Installation du linac GBAR dans son bunker de blindage. Les électrons accélérés à 10 MeV vers une cible produiront les positons nécessaires pour former de l'antihydrogène avec les antiprotons provenant du décélérateur ELENA. Crédit :Max Brice/CERN
L'absence d'antimatière dans l'univers est un puzzle de longue date en physique. De nombreuses expériences ont exploré cette question en trouvant des asymétries entre les particules et leurs homologues antimatière.
GBAR (Comportement gravitationnel de l'antihydrogène au repos), une nouvelle expérience au CERN, se prépare à explorer un aspect de ce puzzle :quel est l'effet de la gravité sur l'antimatière ? Alors que des théories existent pour savoir si l'antimatière se comportera comme de la matière ou non, il manque encore un résultat expérimental définitif.

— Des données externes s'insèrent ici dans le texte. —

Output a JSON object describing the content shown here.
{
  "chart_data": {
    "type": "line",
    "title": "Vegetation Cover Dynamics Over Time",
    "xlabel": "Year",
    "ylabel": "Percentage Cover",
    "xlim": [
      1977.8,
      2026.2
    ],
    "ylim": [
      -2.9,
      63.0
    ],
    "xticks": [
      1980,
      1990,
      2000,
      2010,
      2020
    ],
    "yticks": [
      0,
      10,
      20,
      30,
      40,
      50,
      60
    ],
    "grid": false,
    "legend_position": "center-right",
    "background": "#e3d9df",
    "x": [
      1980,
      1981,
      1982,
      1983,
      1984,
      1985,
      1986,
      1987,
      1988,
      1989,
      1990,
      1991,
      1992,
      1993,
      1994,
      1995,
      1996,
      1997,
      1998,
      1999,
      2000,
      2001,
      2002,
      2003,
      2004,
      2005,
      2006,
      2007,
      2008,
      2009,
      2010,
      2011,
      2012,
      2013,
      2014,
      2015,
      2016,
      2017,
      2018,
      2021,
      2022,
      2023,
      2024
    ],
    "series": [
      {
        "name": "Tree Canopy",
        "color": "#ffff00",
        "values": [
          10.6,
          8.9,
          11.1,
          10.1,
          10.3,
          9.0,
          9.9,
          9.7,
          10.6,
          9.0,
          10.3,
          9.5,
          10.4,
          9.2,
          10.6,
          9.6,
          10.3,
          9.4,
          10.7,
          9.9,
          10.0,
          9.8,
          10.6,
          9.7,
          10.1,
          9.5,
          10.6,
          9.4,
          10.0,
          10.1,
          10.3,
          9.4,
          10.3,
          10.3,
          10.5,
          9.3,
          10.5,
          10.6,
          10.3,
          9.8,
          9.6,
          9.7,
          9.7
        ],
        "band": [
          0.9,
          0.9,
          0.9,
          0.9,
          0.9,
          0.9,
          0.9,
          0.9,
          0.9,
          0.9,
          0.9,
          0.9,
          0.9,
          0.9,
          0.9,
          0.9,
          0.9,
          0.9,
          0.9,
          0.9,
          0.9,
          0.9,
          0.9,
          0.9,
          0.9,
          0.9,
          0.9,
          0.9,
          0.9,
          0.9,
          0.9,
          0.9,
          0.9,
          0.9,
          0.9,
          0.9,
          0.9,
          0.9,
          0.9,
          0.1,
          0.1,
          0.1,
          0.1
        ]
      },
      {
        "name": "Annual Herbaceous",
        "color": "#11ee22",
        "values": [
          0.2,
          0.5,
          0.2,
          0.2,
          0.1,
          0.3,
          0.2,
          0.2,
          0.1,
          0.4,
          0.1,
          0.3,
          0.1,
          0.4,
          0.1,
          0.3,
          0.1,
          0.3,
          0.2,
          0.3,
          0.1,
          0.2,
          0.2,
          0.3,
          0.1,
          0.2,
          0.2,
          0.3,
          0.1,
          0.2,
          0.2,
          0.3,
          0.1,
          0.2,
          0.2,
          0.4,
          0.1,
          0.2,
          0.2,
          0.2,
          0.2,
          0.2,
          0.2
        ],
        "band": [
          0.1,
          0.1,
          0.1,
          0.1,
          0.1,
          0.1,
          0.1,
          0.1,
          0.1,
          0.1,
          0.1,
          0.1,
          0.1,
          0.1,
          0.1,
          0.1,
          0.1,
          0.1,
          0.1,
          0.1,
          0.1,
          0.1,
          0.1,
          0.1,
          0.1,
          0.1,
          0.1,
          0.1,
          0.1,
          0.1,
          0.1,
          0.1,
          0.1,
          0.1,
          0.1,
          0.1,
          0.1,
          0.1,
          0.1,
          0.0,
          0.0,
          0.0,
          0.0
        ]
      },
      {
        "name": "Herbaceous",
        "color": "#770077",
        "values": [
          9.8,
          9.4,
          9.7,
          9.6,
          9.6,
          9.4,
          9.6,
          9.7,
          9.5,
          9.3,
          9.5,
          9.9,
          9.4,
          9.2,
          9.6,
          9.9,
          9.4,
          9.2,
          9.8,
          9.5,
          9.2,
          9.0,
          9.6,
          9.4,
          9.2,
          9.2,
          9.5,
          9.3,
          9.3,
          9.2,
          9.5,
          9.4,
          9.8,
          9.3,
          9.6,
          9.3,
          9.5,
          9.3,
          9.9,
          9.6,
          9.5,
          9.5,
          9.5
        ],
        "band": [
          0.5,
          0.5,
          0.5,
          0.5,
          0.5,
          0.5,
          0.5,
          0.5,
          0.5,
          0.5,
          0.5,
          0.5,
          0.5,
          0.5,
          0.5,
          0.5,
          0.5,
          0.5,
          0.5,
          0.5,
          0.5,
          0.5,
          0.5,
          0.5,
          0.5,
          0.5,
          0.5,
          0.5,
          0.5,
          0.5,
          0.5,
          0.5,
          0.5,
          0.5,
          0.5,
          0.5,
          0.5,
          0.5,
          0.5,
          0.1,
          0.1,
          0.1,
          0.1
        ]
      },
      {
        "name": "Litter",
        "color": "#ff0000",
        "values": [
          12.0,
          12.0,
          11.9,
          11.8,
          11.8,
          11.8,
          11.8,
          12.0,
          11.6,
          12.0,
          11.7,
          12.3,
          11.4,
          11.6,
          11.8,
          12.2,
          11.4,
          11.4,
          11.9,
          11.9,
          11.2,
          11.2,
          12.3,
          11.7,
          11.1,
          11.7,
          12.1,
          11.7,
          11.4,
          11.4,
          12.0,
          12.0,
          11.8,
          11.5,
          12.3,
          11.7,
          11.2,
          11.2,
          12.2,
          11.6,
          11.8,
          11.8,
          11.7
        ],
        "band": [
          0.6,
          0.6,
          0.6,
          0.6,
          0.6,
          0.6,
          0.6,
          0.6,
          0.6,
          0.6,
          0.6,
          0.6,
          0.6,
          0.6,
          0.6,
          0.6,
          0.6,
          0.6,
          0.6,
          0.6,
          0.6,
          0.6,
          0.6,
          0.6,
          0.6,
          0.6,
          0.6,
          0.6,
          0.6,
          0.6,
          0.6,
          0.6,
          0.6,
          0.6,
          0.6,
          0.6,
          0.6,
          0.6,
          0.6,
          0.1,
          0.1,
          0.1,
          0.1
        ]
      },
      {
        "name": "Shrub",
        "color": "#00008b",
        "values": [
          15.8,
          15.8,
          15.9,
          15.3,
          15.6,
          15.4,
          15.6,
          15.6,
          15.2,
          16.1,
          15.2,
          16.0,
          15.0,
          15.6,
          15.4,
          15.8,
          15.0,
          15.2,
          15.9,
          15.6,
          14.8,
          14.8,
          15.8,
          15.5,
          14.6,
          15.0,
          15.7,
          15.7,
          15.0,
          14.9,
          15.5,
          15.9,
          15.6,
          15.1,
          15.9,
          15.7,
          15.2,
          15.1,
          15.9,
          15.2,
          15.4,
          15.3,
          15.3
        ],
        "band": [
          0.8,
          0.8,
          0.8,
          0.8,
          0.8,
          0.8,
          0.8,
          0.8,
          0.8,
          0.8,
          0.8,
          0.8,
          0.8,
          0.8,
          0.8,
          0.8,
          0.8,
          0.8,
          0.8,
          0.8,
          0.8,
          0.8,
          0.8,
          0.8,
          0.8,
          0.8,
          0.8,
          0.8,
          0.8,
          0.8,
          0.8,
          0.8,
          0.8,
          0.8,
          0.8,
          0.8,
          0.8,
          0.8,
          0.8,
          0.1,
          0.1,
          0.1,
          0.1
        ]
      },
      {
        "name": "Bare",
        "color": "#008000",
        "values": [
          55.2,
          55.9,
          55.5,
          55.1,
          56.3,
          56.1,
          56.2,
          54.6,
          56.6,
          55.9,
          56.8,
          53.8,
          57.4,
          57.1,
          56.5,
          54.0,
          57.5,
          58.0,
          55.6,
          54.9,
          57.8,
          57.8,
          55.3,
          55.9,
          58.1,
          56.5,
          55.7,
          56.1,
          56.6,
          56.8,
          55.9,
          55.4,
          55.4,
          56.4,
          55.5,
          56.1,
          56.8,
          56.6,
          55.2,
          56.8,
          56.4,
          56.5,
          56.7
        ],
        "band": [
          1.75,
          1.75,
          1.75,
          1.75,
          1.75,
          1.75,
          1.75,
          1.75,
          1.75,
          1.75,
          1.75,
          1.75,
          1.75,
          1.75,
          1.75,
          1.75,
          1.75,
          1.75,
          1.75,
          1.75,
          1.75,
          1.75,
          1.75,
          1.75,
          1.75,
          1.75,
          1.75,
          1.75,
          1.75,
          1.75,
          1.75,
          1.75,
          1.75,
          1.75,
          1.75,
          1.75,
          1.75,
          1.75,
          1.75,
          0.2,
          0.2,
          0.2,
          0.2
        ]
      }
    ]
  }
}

GBAR mesurera l'effet de la gravité sur les atomes d'antihydrogène. Situé dans le hall du Décélérateur d'Antiprotons (AD), GBAR est la première des cinq expériences qui seront connectées au nouvel anneau de décélération ELENA. Le 1er mars, le premier composant de l'expérience a été installé – un accélérateur linéaire (linac). Contrairement à la chaîne de gros accélérateurs et de particules rapides du LHC, le monde AD de l'antimatière est petit et ses particules sont aussi lentes qu'elles viennent. Le linac GBAR ne mesure que 1,2 mètre de long et il sera utilisé pour créer des positons, l'équivalent antimatière des électrons.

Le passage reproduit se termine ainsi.